Funcionários negam ter cometido irregularidades
Servidores citados no relatório do Coaf e alguns gabinetes onde estão lotados não foram localizados pela reportagem. Dos que responderam ao pedido de entrevista, todos negam irregularidades.
A assessoria de Márcio Pacheco (PSC) disse que o deputado recebeu “com estranheza” as informações do relatório do Coaf, e que não existe “um único depósito em sua conta bancária ou de parentes”. No gabinete estava lotado André Santolia da Silva Costa, que não foi encontrado. “A responsabilidade da movimentação é de cada assessor, que deverá se justificar”, afirmou o gabinete de Pacheco.
O gabinete do deputado Eliomar Coelho (PSOL) respondeu que entrou em contato com o MP para agendar uma data para o parlamentar depor. “O próprio Coaf teve o cuidado de alertar não se tratar necessariamente de algo irregular”, diz.
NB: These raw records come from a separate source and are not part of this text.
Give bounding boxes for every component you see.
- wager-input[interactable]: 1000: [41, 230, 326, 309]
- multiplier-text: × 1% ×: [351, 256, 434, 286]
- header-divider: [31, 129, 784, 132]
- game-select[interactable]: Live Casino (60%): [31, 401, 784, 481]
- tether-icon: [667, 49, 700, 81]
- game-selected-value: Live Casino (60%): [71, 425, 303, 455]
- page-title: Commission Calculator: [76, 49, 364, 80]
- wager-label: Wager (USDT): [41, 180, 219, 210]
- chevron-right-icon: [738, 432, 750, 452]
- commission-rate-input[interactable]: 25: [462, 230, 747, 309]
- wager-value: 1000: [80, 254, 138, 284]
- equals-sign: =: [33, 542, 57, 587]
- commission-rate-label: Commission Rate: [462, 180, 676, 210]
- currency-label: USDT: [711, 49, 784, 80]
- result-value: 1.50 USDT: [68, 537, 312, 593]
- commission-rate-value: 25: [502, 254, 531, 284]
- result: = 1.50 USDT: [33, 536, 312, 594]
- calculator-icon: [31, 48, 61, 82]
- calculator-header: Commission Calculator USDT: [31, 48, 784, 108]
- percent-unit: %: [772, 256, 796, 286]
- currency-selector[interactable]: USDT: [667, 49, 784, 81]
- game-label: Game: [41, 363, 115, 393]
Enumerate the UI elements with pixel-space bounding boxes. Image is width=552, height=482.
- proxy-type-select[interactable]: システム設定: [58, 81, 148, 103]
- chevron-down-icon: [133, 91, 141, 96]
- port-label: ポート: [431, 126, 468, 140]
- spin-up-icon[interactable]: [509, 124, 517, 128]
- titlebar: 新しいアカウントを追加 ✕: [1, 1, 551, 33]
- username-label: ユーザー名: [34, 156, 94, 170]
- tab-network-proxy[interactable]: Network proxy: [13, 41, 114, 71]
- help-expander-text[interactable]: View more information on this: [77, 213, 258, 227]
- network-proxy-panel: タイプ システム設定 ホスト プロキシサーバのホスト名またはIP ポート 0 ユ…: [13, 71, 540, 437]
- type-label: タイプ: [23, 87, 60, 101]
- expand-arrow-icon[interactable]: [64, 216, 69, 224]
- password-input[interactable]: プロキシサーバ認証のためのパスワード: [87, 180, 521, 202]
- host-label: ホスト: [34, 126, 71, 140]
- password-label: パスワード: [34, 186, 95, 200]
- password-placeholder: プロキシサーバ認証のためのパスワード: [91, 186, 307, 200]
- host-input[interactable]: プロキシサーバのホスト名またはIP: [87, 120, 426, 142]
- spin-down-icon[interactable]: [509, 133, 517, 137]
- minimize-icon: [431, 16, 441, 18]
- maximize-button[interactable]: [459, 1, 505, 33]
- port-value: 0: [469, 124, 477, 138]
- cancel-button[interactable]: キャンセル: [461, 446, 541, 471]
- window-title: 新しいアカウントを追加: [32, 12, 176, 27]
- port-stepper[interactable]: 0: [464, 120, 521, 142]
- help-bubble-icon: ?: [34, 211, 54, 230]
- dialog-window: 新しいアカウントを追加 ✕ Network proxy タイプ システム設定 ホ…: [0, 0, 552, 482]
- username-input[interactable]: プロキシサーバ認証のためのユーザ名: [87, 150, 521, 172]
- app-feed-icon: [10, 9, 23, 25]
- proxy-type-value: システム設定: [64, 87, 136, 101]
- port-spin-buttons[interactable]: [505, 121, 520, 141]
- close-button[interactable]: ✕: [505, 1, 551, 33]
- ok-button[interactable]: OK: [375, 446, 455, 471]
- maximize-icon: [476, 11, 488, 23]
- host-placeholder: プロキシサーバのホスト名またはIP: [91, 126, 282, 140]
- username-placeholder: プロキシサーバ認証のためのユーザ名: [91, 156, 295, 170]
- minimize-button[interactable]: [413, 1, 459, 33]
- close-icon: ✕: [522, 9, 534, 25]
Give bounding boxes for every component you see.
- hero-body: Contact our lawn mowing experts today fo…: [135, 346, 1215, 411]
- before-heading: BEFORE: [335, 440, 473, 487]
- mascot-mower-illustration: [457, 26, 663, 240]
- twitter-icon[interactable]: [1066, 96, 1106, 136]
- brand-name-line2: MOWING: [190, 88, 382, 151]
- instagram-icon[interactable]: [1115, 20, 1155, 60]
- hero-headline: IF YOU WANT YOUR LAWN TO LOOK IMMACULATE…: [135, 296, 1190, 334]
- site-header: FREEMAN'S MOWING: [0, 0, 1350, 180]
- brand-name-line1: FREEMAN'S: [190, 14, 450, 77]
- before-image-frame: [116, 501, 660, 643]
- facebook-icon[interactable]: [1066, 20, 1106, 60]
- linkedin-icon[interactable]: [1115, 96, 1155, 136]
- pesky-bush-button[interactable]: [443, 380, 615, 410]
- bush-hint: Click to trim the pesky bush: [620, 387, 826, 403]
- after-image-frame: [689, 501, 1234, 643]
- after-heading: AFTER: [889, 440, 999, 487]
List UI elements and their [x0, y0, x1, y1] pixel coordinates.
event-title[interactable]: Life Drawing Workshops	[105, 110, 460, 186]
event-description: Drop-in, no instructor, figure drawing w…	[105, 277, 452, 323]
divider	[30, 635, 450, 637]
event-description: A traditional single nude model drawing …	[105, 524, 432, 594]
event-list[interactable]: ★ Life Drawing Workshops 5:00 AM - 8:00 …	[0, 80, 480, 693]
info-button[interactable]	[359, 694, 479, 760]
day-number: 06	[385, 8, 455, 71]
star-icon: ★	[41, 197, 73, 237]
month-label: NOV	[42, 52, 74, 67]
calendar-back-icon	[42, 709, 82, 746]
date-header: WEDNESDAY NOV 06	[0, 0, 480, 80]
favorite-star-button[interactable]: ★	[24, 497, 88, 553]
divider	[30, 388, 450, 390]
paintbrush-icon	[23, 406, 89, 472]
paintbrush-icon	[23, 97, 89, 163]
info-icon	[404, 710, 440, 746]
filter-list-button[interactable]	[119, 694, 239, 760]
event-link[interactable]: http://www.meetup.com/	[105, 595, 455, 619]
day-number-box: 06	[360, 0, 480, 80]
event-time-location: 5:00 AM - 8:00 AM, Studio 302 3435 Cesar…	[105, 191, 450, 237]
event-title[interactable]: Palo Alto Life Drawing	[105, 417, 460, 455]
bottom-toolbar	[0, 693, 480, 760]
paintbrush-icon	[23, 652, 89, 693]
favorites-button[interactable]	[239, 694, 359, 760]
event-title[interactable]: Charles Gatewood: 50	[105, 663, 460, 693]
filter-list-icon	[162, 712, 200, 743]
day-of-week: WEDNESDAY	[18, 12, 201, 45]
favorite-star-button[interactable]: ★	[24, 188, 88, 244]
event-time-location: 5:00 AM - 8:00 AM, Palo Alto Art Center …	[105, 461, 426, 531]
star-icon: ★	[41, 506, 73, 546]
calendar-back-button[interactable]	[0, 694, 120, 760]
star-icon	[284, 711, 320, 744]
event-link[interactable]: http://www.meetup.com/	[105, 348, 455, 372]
Estava lotado no gabinete de Coelho o funcionário Eduardo Augusto Dudenhoeffer Botelho.
O deputado Pedro Augusto (PSD), por meio de sua assessoria de imprensa, disse que não tem nada a declarar, “pois não é investigado”. Já o advogado Jose Alfredo Lion, que atua na defesa do funcionário do deputado, Sandro Rosário Soares de Sena, afirmou que ainda não conhece o conteúdo dos autos e, por isso, não se pronunciará.
A assessoria do deputado Carlos Minc (PSB) respondeu que os assessores do parlamentar citados no relatório do Coaf mostraram sua movimentação e o Imposto de Renda e que tudo está “declarado e justificado”.
André Ceciliano, presidente em exercício da Alerj, respondeu que solicitou informações às funcionárias de seu gabinete e encaminhou as explicações prestadas ao Ministério Público, por meio de ofício. Ele esteve voluntariamente no MP para depor sobre o caso.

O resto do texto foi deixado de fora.